Angelina Jolie, recipient of the SBIFF’s Performance of the Year Award, and Brad Pitt laugh on the red carpet of the Arlington on Saturday night.
MICHAEL MORIATIS / NEWS-PRESS PHOTOS
TED MILLS, NEWS-PRESS CORRESPONDENT
February 3, 2008 7:26 AM
If the Santa Barbara International Film Festival has been slightly subdued this year despite the lineup of award winners and nominees appearing nearly every night, the appearance of Angelina Jolie and Brad Pitt out in front of the Arlington more than made up for it.
More than Cate Blanchett’s appearance last week, Saturday’s tribute to Ms. Jolie brought out fans in crowds that turned the 1300 block of State into something like Cannes.
And for the fans it was worth it. For over 10 minutes, the two stars stayed away from the red carpet and the paparazzi and worked the crowd, signing autographs and chatting with appreciative teens and adults.
Fans lined up early at the Arlington to see Angelina Jolie on Saturday night.
Giving back to fans is the point, said Ms. Jolie later in her interview with Variety’s Peter Hammond. “That’s why we make films,” she said. It’s “for the people that appreciate them.”
The idea of giving back has also led to her work with the United Nations High Commissioner for refugees, using the media that follow her and Mr. Pitt around to focus attention on crises in Sierra Leone and beyond.
The Festival honored Ms. Jolie with the Outstanding Performance of the Year Award for her portrayal as Mariane Pearl in Michael Winterbottom’s “A Mighty Heart.” The role has won her a Golden Globe nomination. Ms. Jolie has previously won Golden Globes for “George Wallace” (1997), “Gia” (1998) and “Girl, Interrupted” (1999), ” the latter of which also earned her an Oscar for Best Supporting Actress.

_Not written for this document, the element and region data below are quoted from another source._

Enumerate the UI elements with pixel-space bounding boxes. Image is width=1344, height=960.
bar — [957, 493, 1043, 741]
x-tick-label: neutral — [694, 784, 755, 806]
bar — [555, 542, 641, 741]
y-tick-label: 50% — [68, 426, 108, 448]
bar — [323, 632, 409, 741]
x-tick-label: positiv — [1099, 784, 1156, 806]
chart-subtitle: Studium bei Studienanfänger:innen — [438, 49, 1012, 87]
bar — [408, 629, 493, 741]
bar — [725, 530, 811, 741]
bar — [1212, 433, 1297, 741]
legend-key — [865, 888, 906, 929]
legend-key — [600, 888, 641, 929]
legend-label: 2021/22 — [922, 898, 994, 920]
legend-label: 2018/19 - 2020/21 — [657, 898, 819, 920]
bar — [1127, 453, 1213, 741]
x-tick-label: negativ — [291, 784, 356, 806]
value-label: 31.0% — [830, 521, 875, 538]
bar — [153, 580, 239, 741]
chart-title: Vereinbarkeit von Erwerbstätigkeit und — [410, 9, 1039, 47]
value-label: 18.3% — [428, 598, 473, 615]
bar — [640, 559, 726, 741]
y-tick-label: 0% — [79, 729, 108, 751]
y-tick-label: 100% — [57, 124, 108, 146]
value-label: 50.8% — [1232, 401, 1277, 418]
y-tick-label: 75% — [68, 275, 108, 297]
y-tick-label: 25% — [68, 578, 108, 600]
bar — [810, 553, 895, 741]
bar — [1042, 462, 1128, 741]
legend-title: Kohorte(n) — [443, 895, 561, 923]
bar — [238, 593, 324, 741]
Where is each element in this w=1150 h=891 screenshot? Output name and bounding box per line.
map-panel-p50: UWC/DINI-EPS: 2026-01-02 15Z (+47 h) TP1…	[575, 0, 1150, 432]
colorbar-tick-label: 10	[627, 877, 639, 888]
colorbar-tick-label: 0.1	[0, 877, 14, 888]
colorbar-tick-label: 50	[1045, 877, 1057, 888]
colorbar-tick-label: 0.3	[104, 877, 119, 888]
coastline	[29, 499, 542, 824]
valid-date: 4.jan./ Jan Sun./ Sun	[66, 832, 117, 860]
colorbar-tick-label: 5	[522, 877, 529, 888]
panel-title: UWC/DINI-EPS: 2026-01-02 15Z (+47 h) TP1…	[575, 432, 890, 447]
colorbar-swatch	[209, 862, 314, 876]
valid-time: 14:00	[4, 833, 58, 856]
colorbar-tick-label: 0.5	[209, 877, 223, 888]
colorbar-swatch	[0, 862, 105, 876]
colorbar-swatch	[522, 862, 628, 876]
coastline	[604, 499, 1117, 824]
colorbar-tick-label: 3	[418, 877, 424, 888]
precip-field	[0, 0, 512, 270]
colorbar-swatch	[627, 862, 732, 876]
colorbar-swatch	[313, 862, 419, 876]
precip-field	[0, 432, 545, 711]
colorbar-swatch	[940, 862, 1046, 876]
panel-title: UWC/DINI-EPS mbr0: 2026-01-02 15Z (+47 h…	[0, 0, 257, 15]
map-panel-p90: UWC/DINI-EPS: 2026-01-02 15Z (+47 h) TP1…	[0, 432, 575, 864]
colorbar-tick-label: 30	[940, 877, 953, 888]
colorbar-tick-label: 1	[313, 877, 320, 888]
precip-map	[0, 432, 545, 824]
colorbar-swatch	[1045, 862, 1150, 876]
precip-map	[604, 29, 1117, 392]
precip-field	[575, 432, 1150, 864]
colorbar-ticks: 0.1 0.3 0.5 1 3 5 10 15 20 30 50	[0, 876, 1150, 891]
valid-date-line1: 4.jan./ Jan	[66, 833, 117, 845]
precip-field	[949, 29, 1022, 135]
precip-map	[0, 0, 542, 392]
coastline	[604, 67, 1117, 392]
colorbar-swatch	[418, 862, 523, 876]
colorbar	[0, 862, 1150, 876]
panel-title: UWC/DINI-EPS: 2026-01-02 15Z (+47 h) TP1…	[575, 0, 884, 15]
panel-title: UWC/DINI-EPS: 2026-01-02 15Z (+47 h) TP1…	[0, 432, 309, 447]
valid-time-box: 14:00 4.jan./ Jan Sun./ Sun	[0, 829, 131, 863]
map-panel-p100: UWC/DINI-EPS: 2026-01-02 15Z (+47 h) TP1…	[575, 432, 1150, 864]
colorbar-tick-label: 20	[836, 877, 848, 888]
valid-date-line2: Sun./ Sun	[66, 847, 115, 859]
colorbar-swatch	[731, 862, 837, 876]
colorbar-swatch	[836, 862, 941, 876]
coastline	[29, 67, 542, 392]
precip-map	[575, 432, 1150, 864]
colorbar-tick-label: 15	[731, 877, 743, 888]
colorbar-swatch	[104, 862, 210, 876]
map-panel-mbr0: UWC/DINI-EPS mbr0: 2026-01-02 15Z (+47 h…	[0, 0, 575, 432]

Brad Pitt watches on as Angelina Jolie talks to the press on the red carpet at the Arlington on Saturday.
The evening with the actress included clips from a career that started when she was in her teens.
Though known as the daughter of actor Jon Voight, a question about her parents and the acting bug led to tales about her actress mother Marcheline Bertrand.
“I was raised by her,” Ms. Jolie said of her mother, who passed away just over a year ago. Ms. Jolie credited her mother with helping her prepare for even the tiniest film. “She’d take me out to thrift stores to buy costumes . . . she’d write me letters addressed to my character.”
Mr. Hammond revealed that Ms. Jolie had nearly chosen another career in her early teens — funeral director. Ms. Jolie admitted that it was true.
“I went to a funeral and thought it was not enough of a celebration of a life of a person.” Ms. Jolie earned her mail order degree at 14 years old.
Fortunately, acting was something that followed on from modeling. Her first films were low-budget and sometimes forgettable. (” ‘Cyborg 1’ was Jean-Claude Van Damme,” she said, “and I was ‘Cyborg 2’ at 17.”) Yet on the red carpet, when asked about people who helped her get her start, she singled out another less-known film, 1995’s “Without Evidence,” as a film that really helped her career get a boost.
In an interview, Ms. Jolie was appreciative and slightly shy. “I feel like I’m in therapy,” she joked when asked about her early life.
As an actress, she admitted it was hard to feel confident at first.
“I didn’t think I had very much to give,” she said. “I thought maybe I had one story to tell. . . . I didn’t know myself.”
Instead, Ms. Jolie has gone on to a series of sexy and smart roles, including “Beyond Borders,” “The Good Shepherd” and her upcoming lead role in Clint Eastwood’s “The Changeling.”
Mr. Eastwood was on hand to present the award to Ms. Jolie and spoke briefly on the red carpet about the film, based on a true story set in 1920s Los Angeles.
“The film is a lot different from anything that I’ve done, and it’s a lot different from anything that she’s done.”
As demonstrated Saturday, Ms. Jolie’s fans are not going anywhere and will gladly wait and see.